This study has demonstrated that pantoprazole diluted in NS is physically compatible for up to 12 h at 23°C with 3.3% dextrose and 0.3% sodium chloride for injection and with 12 of 17 drugs diluted in D5W during simulated Y-site administration. Precipitation occurred with mixtures containing pantoprazole and dobutamine or norepinephrine. A colour change and a coloured precipitate were observed when pantoprazole was combined with esmolol, midazolam, or octreotide. The cause of the incompatibility between pantoprazole and these 5 drugs (esmolol, dobutamine, midazolam, norepinephrine, octreotide) may be due to the difference in pH between pantoprazole (pH greater than 8.0) and the other medications (pH less than 4.5).

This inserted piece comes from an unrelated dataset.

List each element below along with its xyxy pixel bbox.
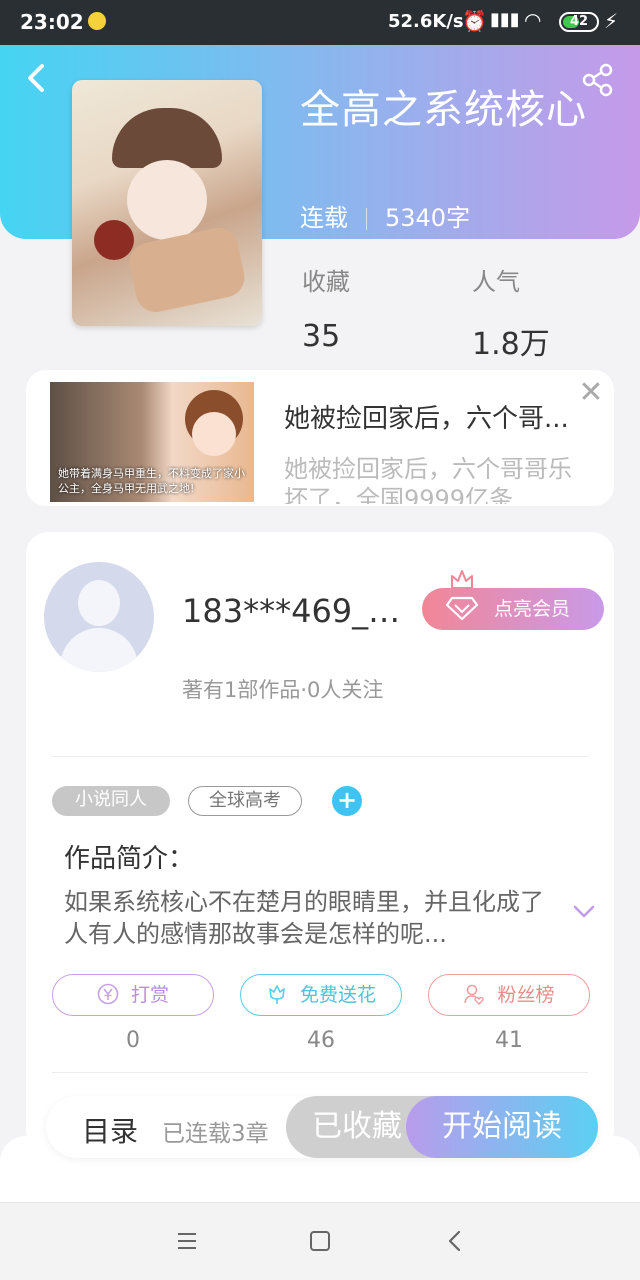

The protocol used here for investigating potential concentration-dependent physical incompatibility involved an initial test of 9 concentration combinations of pantoprazole with a second drug. If the common method of mixing equal volumes of a more limited number of concentrations of each drug had been used in this study, pantoprazole might have been judged physically compatible with dobutamine, midazolam, octreotide, and norepinephrine. Protocols using limited concentration combinations fail to account for thepossibility of a concentration-dependent incompatibility, as was observed in this study (Figures 1 to 5). These figures are similar to those developed by Henry and others5 for calcium salts in the presence of phosphate in total parenteral nutrition solutions; similar compatibility profiles have now been reported for numerous drug combinations.

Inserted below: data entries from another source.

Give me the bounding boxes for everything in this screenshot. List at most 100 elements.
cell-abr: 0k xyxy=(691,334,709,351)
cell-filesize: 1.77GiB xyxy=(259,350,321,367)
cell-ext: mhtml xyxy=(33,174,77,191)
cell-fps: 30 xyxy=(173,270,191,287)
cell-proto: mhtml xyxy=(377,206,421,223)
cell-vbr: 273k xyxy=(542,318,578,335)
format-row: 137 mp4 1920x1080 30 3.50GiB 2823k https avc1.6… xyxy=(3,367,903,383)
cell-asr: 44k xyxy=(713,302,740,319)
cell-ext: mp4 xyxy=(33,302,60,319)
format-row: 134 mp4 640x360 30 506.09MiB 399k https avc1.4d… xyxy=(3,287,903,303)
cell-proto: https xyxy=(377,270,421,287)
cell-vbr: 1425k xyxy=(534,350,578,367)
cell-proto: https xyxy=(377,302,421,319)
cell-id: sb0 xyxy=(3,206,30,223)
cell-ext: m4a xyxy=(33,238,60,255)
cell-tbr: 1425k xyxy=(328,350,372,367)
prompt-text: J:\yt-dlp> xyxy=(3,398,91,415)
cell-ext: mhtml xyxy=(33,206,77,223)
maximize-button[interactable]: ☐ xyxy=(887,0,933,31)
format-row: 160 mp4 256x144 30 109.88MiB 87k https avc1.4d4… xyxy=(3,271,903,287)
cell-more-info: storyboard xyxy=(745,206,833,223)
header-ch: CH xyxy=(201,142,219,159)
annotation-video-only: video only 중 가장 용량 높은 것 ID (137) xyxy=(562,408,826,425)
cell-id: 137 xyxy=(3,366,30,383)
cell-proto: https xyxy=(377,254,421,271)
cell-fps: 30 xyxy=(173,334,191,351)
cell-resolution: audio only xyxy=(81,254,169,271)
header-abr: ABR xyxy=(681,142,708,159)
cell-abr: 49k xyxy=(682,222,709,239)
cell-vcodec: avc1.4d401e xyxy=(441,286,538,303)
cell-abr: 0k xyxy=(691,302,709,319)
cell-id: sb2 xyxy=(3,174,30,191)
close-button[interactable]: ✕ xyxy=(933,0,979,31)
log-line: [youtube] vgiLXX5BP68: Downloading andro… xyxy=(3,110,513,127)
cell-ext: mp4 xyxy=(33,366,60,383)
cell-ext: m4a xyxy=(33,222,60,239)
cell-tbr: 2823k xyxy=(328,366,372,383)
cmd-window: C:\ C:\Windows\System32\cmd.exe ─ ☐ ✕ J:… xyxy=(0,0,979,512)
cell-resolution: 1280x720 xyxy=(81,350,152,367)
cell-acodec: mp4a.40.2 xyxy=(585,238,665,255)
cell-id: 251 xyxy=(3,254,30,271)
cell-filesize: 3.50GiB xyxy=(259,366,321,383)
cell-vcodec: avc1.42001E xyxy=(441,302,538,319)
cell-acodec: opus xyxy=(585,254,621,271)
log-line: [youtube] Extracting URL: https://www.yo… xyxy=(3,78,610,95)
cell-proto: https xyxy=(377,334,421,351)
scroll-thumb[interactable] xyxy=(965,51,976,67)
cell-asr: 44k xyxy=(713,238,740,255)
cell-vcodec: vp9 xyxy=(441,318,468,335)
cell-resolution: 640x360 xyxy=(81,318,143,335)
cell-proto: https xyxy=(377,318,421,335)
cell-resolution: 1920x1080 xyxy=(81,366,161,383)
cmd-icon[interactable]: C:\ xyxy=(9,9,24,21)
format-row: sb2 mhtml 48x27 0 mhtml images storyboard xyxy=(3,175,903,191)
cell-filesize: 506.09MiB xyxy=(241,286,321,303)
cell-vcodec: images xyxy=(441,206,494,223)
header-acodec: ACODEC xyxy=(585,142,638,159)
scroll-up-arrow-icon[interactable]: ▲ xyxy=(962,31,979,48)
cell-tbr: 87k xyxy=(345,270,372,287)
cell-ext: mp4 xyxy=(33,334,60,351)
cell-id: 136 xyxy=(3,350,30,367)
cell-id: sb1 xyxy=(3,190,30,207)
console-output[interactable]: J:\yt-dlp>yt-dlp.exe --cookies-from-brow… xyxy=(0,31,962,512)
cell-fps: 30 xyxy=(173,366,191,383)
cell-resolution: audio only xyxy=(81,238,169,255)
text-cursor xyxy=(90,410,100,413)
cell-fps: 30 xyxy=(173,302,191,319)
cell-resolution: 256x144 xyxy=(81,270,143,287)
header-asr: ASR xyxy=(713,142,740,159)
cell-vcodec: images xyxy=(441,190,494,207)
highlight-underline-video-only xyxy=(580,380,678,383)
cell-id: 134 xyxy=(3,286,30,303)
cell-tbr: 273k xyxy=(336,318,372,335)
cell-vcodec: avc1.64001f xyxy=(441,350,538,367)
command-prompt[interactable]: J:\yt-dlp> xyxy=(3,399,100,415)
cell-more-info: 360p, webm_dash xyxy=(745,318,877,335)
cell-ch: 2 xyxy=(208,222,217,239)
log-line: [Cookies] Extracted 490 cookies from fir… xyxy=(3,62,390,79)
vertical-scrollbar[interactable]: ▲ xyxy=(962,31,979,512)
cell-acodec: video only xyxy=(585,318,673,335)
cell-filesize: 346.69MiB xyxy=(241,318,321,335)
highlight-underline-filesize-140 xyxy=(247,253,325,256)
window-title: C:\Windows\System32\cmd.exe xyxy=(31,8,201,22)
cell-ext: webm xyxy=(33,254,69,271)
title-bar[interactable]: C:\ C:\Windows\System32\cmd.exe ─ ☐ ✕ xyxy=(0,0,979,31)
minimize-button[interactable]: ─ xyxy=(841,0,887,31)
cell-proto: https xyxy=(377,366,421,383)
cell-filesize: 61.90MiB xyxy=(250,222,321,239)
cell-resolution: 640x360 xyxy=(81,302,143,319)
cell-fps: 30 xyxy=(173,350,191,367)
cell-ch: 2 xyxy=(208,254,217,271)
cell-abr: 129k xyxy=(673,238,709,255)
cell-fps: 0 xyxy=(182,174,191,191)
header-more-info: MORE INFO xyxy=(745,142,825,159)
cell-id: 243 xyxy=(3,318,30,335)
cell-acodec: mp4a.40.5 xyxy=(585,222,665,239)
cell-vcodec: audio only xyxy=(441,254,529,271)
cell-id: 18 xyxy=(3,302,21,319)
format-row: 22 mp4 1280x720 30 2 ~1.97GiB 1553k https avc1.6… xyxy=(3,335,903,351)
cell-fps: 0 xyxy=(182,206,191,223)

These results are limited by a lack of chemical stability data. A physically compatible combination may be chemically incompatible, even in the absence of a colour change or the appearance of a precipitate. With 3 of the drugs tested in combination with pantoprazole (esmolol, midazolam, and octreotide) a change in colour was observed during the 12-h period after mixing, a likely indicator of a chemical change. In fact, in mixtures involving all 3 of these drugs a slight change in colour was observed within 15 min. Nonetheless, a clinically relevant degree of decomposition is unlikely to occur during the period of contact after mixing of 2 medications at a Y-site, since contact time in the shared tubing beyond the Y-site is generally extremely short. Viagra Online Canadian Pharmacy
Most Y-sites have less than 15 cm of tubing beyond the point of mixing, but even a relatively long IV tubing set (32 in. or 70 cm in length) of normal diameter will contain less than 2 mL of solution. Therefore, at usual flow rates for the adult clinical setting, the period of contact will be less than 2 or 3 min in most cases, even if the tubing is very long. Under these circumstances clinically important degradation is unlikely to occur. However, in some clinical situations, including pediatric practice or patients with extreme fluid restriction, lower flow rates could result in greater contact time. In situations where prolonged contact (more than 15 min) occurs between the point of first mixing and entry into the body, all drug combinations for which physical compatibility has been confirmed should ideally undergo chemical analysis with a stability-indicating method to confirm the stability of the combination.